Real estate software company Realpage announced on Wednesday that it was continuing Berkeley on the prohibition recently adopted by the City on rental prices fixing software, which, according to tenants’ defenders, allows owners to end to increase rents.
This decision comes as the company faces many anti-competition proceedings brought by tenants and prohibitions by other cities, as well as an antitrust trial of the United States Ministry of Justice for the concerns that it has facilitated a prices fixing program.
The trial can also serve as a warning to other cities that weigh the prohibitions, in particular San Jose, that the company is ready to repel laws which threaten its business model.
Realpage customers are owners, who share their rental data with the company. Realpage aggregates and analyzes the shared data of its customers, then use it to recommend if the owners should increase or reduce their rental prices, or leave vacant units to attract tenants who could pay more if they rent on a later date.
Realpage rejects the assertions that it is involved in pricing. The company says that its price recommendations are based on “rent data accessible to the public” and that the software is designed to be “legally compliant”.
His trial against Berkeley, filed with the Federal Court of the Northern District of California, requires that the judge would file an injunction which would prevent the city’s order from entering into force.
Although several cities have adopted similar prohibitions – notably San Francisco, Philadelphia and Minneapolis – Berkeley is the first to face a lawsuit.
Realpage’s foreign council, Stephen Weissman, argued that Berkeley’s order is unconstitutional, because it violates the first amendment by prohibiting business law with a legal discourse.
“This order prohibits speech in the form of realpage advice and recommendations to its customers,” Weissman said during a press call on Wednesday morning.
But it is not clear if a judge will buy the argument of the “freedom of expression” of the company – in particular in the city known as the birthplace of the movement of freedom of expression.
“There is no defense of the first amendment to the price fixing allegations,” said David Meyer, a lawyer based in Washington, specializing in antitrust affairs. “The offense itself is not the content of the discourse-it is the underlying implications of this discourse, which is the manipulation of the competitive process by which market prices are determined.”
The company also affirms that Berkeley’s order is based on “false allegations” on its software and that the company was not consulted by the city before the council vote on March 12.
“We had no opportunity to participate, to present facts,” said Weissman. “That, I think, illustrates the bad nature at the head of this order.”
A spokesperson for Berkeley said that in the middle of the morning on Wednesday, they had not yet been served with the trial.
The cost of housing has become a major problem for the cities of the bay region, and the prohibitions reflect a movement, widely led by progressive democrats, to regulate the owners who have benefited from the affordability crisis. But Realpage says that the blame is moved.

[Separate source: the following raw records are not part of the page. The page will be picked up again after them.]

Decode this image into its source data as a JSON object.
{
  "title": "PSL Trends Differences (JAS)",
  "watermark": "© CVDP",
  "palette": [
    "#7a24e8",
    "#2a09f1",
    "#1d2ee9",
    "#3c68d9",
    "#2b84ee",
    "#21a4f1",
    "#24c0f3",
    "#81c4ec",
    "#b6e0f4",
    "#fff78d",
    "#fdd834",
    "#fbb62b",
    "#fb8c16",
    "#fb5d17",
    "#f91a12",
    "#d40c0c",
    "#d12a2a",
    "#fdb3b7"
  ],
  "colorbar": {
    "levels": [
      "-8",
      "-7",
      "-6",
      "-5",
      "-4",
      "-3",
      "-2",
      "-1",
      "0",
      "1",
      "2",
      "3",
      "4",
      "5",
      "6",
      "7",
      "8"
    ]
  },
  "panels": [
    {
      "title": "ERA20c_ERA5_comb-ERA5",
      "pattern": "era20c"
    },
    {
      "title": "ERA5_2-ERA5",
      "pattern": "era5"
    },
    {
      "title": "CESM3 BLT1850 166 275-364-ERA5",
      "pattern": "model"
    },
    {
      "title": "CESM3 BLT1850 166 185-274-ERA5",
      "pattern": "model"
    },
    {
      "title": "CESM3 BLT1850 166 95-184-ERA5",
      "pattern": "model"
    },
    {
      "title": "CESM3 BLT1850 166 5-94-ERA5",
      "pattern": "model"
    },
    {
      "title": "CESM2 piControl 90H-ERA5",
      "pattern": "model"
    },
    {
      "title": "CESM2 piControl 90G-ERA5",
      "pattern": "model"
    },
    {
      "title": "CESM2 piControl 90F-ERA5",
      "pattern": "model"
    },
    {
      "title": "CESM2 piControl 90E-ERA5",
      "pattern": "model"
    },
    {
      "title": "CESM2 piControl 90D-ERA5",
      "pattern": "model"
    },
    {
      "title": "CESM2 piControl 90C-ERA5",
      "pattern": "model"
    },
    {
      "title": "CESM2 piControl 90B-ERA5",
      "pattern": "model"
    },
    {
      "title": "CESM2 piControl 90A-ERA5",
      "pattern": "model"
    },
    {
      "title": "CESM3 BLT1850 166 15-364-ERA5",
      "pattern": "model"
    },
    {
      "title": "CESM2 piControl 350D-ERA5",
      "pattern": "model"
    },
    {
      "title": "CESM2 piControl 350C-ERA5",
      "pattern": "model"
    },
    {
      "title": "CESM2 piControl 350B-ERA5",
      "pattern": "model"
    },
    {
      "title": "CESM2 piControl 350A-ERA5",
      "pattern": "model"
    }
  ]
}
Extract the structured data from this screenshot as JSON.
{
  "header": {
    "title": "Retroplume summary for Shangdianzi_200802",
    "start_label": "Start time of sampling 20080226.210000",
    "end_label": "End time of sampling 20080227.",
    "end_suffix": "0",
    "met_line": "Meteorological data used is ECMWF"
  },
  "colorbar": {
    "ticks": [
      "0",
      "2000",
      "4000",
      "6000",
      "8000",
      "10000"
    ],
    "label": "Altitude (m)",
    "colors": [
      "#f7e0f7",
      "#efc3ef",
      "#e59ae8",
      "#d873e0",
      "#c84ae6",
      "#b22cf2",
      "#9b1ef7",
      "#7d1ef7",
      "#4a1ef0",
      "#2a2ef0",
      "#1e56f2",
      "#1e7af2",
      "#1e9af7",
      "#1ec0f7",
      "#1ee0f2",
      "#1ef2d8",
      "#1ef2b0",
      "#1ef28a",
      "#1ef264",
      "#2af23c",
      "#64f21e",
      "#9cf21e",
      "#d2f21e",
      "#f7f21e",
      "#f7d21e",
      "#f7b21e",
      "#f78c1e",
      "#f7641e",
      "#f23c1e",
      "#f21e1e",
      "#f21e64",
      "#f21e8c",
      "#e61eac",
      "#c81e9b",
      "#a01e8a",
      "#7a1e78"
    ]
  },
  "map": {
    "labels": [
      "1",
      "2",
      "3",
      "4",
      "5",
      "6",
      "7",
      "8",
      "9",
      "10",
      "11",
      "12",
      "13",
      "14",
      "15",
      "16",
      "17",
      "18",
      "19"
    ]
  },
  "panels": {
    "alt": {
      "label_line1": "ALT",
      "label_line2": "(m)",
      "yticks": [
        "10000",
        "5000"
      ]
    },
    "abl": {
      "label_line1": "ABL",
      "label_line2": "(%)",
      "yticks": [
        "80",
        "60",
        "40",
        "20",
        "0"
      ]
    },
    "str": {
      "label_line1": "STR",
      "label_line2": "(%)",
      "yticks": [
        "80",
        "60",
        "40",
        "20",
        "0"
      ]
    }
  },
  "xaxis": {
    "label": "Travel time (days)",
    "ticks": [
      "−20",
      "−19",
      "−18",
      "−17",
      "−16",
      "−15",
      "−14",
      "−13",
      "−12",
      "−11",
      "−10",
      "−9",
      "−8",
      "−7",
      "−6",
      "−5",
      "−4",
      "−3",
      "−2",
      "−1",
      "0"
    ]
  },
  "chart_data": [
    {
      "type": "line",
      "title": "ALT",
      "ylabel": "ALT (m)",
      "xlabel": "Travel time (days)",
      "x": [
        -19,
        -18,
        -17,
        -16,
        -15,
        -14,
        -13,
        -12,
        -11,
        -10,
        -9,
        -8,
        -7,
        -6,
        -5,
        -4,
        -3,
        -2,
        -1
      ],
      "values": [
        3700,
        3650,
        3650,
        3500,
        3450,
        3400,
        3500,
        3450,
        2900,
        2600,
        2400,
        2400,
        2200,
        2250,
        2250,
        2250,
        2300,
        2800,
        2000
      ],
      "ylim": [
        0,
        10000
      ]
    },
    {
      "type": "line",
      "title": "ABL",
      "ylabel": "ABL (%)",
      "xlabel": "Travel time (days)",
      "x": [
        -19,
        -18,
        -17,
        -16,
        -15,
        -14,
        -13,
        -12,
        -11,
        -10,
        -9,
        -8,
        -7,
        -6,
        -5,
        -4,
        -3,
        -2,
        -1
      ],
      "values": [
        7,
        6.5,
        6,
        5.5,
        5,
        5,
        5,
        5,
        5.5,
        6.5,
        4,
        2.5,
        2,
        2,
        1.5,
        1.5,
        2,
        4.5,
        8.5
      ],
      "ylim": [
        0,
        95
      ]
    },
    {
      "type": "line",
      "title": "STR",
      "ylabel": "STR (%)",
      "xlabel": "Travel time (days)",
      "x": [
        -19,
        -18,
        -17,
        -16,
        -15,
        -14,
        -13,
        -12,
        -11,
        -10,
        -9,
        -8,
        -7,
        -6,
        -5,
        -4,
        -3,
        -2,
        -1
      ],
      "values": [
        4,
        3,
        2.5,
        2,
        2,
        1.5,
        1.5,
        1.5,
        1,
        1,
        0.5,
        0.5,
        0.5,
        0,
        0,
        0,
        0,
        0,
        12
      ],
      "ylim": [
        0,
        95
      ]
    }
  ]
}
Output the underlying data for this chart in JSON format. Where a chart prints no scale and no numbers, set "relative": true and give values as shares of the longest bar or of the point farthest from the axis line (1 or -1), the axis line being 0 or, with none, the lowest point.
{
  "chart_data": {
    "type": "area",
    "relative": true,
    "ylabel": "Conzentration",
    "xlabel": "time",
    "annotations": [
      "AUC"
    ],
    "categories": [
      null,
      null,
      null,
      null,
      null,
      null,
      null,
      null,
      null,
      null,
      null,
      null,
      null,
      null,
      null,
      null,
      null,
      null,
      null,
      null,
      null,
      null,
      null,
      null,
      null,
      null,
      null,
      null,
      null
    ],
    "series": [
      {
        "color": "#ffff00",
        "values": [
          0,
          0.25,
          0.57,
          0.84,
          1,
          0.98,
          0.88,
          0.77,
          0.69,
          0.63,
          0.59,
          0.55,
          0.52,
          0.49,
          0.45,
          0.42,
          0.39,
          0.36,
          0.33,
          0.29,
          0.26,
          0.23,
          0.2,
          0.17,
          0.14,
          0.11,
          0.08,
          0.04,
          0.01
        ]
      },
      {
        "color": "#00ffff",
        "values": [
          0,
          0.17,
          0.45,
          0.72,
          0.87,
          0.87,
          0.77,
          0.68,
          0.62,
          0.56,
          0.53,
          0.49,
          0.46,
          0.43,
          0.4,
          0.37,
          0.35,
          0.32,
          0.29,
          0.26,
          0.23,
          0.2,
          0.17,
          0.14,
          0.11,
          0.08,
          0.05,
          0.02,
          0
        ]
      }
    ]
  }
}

“Municipalities … are particularly eager to find a scapegoat for their own hand in the stack of the housing supply,” says the Realpage trial.
Subsessation is largely considered to be the main engine of high housing prices – and Berkeley has certainly limited its offer. Thanks to most of the years 2010, the elected officials of Berkeley were largely skeptical about the role of the construction of new housing in the resolution of the city’s affordability of the city, by applying expensive restrictions on new housing complexes which, according to developers, make projects impossible and voting several dense housing projects.
But that has changed. Many leaders of Berkeley have lined up on the pro-logging movement, including the former mayor Jesse Arreguin, now a legislative state,, And the current mayor Adena Ishii, who took office in January.
Even if Berkeley has made it possible to build more housing in the past five years, he has also strengthened protections for tenants. In November, for example, voters adopted the measure of BB, which forces owners to negotiate with unionized tenants and gave tenants more important protections against expulsions.
Weissman of Realpage said that she was first aimed at Berkeley’s prescription, seeking to stop it before its implementation at the end of April, but he could soon seek to pursue other cities that have been prohibited.
“Everything is on the table,” said Weissman.
Meanwhile, other cities in California – including San Diego and San Jose – assess their own prohibitions on Realpage and similar software.
In the California Legislative Assembly, Senator Aisha Wahab, a Fremont democrat, proposed SB 384, who would prohibit price recommendation algorithms not only on rentals, but on goods and services.